School Board Takes A Breath


That’s it: Everyone take a breath.

Good. Good. Hold it. Take another.

OK. Everybody calm? Let’s think this through.

The superintendent’s leaving — thanks to a breakdown in his relationship with the school board. Everything’s in an uproar — dangling projects everywhere. We’re adrift on a stormy sea, water sloshing over the gunnels.

What do we do! What do we do?

Well, for starters let’s not throw the lifeboats overboard to lighten the load. Let’s not make things worse just for the sake of doing something.

So maybe it’s a good thing the Payson School Board resolutely refuses to make a decision on what to do about the unexpected overcrowding at Payson Elementary School, which stems in part from the board’s decision to restore full-day kindergarten — despite the failure of the Legislature to support our schools.

As near as anyone can tell, the decision this year to go to all-day kindergarten may account for an unexpected surge of kindergartners and first-graders this year. An extra 100 students in those grades helped produce the first district enrollment increase in years.

Except now Payson Elementary School is bursting at the seams and Julia Randall Elementary is nearly full up. Fortunately, the district still has extra classrooms at the middle school and high school.

The board’s refusal to accept Superintendent Ron Hitchcock’s recommendation to spend $1 million building classrooms at PES contributed to the breakdown in communication and trust that prompted him to resign. The board failed to fully understand and support the reforms Hitchcock introduced in such a rush — and Hitchcock failed to sell them on his plan or anticipate their objections.

The easy way to solve the problem would be to abandon all-day kindergarten — as the state legislature so shamefully did during the state budget crisis.

We believe that would be a mistake.

Lots of evidence supports the value of all-day kindergarten. Consider some of the research findings reported on a fact sheet compiled by Strategies for Children, a group that supports early education.
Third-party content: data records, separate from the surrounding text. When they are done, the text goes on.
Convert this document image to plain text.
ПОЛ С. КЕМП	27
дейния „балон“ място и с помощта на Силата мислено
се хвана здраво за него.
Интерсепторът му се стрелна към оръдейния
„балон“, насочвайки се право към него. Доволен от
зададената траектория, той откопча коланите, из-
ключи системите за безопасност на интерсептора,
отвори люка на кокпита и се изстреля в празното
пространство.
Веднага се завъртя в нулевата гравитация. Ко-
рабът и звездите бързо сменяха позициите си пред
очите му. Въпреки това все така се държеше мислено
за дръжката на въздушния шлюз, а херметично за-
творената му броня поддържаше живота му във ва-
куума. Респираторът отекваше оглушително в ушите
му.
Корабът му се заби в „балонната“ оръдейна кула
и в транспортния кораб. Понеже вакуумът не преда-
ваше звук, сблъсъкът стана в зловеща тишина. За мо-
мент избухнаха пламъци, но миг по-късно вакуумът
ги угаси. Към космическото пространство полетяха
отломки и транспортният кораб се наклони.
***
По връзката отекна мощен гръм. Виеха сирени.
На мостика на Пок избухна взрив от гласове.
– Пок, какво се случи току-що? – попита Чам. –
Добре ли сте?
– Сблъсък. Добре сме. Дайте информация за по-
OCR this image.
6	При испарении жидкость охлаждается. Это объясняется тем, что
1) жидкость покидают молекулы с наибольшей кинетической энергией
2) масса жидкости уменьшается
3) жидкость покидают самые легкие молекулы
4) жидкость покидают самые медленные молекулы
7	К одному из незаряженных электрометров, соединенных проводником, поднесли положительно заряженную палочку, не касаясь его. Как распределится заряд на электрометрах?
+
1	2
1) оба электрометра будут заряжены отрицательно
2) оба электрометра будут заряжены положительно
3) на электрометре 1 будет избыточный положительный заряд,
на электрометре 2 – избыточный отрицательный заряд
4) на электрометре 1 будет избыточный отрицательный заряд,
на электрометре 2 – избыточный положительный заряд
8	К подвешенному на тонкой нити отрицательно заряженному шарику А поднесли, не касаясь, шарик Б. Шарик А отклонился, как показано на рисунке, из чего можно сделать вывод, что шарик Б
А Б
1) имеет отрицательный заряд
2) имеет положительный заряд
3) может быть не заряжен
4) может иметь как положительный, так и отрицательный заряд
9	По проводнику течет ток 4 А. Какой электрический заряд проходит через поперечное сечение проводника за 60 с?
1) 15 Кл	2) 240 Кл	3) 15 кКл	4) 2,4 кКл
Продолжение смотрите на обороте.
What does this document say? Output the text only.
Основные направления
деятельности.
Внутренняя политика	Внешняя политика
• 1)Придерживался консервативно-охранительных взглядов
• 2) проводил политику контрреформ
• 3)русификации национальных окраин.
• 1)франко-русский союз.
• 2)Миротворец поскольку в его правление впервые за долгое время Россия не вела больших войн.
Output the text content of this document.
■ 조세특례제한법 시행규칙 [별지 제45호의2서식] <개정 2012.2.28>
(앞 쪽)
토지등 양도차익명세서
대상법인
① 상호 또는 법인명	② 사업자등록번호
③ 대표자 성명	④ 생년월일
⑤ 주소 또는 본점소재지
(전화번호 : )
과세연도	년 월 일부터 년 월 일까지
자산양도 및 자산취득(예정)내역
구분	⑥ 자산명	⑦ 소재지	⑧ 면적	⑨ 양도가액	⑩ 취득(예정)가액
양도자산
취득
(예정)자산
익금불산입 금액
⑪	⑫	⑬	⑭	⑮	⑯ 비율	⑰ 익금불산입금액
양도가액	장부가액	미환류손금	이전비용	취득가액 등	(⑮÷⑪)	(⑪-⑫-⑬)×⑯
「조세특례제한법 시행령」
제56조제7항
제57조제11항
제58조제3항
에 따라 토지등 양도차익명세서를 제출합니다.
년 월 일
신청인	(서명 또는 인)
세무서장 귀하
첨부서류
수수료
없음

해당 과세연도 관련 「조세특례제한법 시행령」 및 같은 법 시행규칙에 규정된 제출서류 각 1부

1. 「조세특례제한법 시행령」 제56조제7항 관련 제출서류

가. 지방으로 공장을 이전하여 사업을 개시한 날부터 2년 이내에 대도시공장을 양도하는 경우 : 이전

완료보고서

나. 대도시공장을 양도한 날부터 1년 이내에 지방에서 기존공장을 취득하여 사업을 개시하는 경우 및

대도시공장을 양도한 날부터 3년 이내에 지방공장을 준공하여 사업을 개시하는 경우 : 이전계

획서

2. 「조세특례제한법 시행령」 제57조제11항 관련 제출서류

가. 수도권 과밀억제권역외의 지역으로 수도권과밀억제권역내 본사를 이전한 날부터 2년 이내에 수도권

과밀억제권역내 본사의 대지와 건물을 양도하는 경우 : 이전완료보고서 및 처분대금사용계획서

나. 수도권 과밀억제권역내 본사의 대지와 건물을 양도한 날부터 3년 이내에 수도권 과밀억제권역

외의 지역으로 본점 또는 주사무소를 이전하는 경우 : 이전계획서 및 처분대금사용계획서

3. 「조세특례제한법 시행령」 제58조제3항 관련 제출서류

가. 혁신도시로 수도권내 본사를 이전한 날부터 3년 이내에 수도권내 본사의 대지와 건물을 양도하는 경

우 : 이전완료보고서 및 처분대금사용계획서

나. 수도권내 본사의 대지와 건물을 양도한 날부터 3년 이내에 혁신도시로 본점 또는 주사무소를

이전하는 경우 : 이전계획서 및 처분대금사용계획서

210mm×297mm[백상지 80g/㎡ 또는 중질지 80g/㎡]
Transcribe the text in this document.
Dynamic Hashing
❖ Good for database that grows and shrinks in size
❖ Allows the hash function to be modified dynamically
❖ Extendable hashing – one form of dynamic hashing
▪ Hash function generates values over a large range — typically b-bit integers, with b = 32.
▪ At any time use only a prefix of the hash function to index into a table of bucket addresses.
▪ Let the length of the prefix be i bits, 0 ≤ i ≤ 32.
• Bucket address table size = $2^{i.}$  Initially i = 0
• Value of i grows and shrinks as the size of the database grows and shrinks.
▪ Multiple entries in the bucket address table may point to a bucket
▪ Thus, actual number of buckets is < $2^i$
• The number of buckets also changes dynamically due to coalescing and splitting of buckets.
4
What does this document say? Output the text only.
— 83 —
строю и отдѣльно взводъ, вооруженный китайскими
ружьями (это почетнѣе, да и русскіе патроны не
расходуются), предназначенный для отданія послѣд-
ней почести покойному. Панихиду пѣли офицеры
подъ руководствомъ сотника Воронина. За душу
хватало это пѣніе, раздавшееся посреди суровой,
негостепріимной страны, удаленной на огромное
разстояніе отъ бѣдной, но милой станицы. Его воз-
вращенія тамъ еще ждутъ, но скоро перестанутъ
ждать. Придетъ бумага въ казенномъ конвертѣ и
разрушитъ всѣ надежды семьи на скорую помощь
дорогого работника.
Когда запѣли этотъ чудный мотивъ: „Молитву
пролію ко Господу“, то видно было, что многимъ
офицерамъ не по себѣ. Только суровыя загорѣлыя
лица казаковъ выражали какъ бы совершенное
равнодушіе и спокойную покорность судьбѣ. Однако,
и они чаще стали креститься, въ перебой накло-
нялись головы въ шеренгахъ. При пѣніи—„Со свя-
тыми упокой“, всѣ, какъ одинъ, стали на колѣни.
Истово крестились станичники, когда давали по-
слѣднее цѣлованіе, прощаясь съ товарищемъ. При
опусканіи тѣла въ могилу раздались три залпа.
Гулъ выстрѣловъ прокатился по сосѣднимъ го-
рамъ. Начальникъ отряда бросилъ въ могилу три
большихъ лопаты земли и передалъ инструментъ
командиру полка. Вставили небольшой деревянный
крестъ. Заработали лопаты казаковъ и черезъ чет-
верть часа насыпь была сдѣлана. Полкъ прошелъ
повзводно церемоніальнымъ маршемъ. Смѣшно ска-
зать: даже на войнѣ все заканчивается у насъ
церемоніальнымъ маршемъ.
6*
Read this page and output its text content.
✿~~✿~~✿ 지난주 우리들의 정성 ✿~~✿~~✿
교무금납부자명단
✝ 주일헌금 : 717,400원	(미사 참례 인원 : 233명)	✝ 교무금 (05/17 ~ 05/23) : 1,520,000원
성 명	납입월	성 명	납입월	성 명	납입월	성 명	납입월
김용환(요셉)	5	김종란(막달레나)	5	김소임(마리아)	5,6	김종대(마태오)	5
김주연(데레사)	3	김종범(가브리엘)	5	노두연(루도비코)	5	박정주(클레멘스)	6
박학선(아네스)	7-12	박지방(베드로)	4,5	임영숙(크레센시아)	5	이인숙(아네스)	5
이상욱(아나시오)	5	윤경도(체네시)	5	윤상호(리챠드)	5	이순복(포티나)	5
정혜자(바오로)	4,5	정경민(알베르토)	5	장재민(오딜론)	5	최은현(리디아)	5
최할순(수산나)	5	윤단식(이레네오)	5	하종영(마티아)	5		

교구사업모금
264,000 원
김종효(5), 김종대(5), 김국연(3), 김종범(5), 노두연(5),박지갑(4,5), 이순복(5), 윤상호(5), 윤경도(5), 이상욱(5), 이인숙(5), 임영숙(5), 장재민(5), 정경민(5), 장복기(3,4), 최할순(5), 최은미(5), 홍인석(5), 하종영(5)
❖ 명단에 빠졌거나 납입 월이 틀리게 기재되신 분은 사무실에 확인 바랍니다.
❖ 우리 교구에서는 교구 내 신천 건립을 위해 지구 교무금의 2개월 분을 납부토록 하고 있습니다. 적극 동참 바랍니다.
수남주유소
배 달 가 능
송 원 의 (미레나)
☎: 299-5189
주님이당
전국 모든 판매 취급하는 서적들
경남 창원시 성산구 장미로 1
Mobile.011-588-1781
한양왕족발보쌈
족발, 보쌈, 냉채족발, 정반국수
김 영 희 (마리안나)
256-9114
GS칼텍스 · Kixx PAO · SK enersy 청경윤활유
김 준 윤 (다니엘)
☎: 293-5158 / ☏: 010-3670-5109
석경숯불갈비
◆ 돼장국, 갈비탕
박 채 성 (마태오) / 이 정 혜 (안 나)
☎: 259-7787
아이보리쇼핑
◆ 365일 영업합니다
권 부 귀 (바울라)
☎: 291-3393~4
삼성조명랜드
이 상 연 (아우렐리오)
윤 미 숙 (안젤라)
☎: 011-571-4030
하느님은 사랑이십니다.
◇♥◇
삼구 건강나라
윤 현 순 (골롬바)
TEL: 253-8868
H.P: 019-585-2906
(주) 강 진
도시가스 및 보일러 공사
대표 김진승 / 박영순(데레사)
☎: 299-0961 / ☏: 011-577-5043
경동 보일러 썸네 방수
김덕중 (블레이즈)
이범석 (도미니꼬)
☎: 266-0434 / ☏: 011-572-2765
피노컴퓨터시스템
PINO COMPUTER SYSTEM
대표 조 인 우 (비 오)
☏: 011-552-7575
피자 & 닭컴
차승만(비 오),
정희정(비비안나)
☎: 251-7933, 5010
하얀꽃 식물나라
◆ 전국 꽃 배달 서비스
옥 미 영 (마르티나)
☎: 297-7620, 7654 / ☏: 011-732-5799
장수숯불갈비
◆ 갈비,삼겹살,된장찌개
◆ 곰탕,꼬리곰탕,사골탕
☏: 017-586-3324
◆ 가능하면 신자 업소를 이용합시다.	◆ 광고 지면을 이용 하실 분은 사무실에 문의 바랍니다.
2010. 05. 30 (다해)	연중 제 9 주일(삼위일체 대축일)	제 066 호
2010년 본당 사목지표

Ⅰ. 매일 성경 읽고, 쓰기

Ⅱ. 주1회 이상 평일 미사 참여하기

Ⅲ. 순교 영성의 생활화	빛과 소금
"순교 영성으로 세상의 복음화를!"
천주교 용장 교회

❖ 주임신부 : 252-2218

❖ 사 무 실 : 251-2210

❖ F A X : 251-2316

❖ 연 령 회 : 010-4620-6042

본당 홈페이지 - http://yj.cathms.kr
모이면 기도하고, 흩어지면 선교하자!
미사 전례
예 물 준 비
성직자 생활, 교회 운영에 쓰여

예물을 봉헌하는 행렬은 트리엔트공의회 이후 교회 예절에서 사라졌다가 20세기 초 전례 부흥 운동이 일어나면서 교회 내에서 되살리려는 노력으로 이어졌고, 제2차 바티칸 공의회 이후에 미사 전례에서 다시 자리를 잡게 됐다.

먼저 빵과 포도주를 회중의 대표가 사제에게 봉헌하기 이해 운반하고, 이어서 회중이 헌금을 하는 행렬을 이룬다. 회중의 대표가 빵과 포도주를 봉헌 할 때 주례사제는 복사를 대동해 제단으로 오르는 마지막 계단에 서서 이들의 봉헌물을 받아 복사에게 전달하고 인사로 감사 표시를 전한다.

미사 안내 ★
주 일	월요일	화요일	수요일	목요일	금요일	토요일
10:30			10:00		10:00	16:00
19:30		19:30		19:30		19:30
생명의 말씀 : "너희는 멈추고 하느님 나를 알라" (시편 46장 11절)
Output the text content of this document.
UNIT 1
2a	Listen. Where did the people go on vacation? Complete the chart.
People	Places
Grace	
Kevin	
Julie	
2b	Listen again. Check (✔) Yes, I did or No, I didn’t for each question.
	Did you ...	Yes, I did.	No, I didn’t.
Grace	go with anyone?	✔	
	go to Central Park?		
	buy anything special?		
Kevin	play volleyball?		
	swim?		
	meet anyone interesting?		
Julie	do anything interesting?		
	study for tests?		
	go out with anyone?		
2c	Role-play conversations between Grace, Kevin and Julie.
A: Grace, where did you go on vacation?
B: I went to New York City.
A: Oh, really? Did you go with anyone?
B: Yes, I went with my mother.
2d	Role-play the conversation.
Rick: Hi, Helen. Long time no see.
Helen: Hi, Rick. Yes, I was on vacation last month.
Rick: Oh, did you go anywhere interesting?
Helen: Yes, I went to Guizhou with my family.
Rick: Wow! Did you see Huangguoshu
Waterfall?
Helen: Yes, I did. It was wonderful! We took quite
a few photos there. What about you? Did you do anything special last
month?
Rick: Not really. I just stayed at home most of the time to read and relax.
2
— Children in all-day programs get 50 percent more instruction time, which allows them to spend 30 percent more time on reading and 46 percent more time on math.

— A study of 17,000 children in Philadelphia found that all-day kindergarten significantly reduced the number of children held back by third grade. Please note, new Arizona standards will soon require schools to hold back children reading below grade level in the third grade.

— A study in New Mexico in a school district where the average kindergartener started 22 months below grade level found that in a half-day program students gained 5.6 months while in a full-day program they gained 16 months.

— An intensive and expensive all-day kindergarten program in Maryland helped low-income students catch up with their higher-performing peers, according to a study described on the National Institute for Early Education Web site. The study involved 16,000 students and documented achievement gains across the board — with the biggest gains among low-income students. Please note: About two-thirds of Payson students qualify for free and reduced lunches based on family income.

Granted, other studies have raised red flags about rushing headlong into all-day kindergarten classes. For instance, the RAND Corporation did a study that concluded that the initial gains reported for students in all-day kindergarten classes tended to fade by the third grade.

Moreover, studies suggest the academic gains seem greatest for low-income students, but less significant for higher income students with better-educated parents. Children from homes where they have books and adults with time to read to them and talk to them enter school with much better language and reading skills. Reading aloud, frequent adult-child conversations and parental encouragement will do far more to prepare children for school than all-day kindergarten or even good preschools.

However, it’s also clear all-day kindergarten benefits working families struggling to find adequate child care and give their kids the boost they need to complete.

So we’re glad that the school board resisted the temptation to make a snap decision to eliminate all-day kindergarten to solve the short-term crowding problem.

Instead, we would join in the chorus calling for the district to come up with a workable, long-term, student-focused plan. Ample research has demonstrated the value of small classrooms in the elementary school grades, all-day kindergarten and a shift to a K-8 model. The district should explore the costs and benefits of those school models before plunging forward with an improvised effort.

That probably means playing for time, getting by until we have another superintendent in place — and making sure the district knows what it’s doing before asking the voters to approve another school override.

But for now, we suppose we’ll settle for taking a deep breath — and not throwing the lifeboats overboard.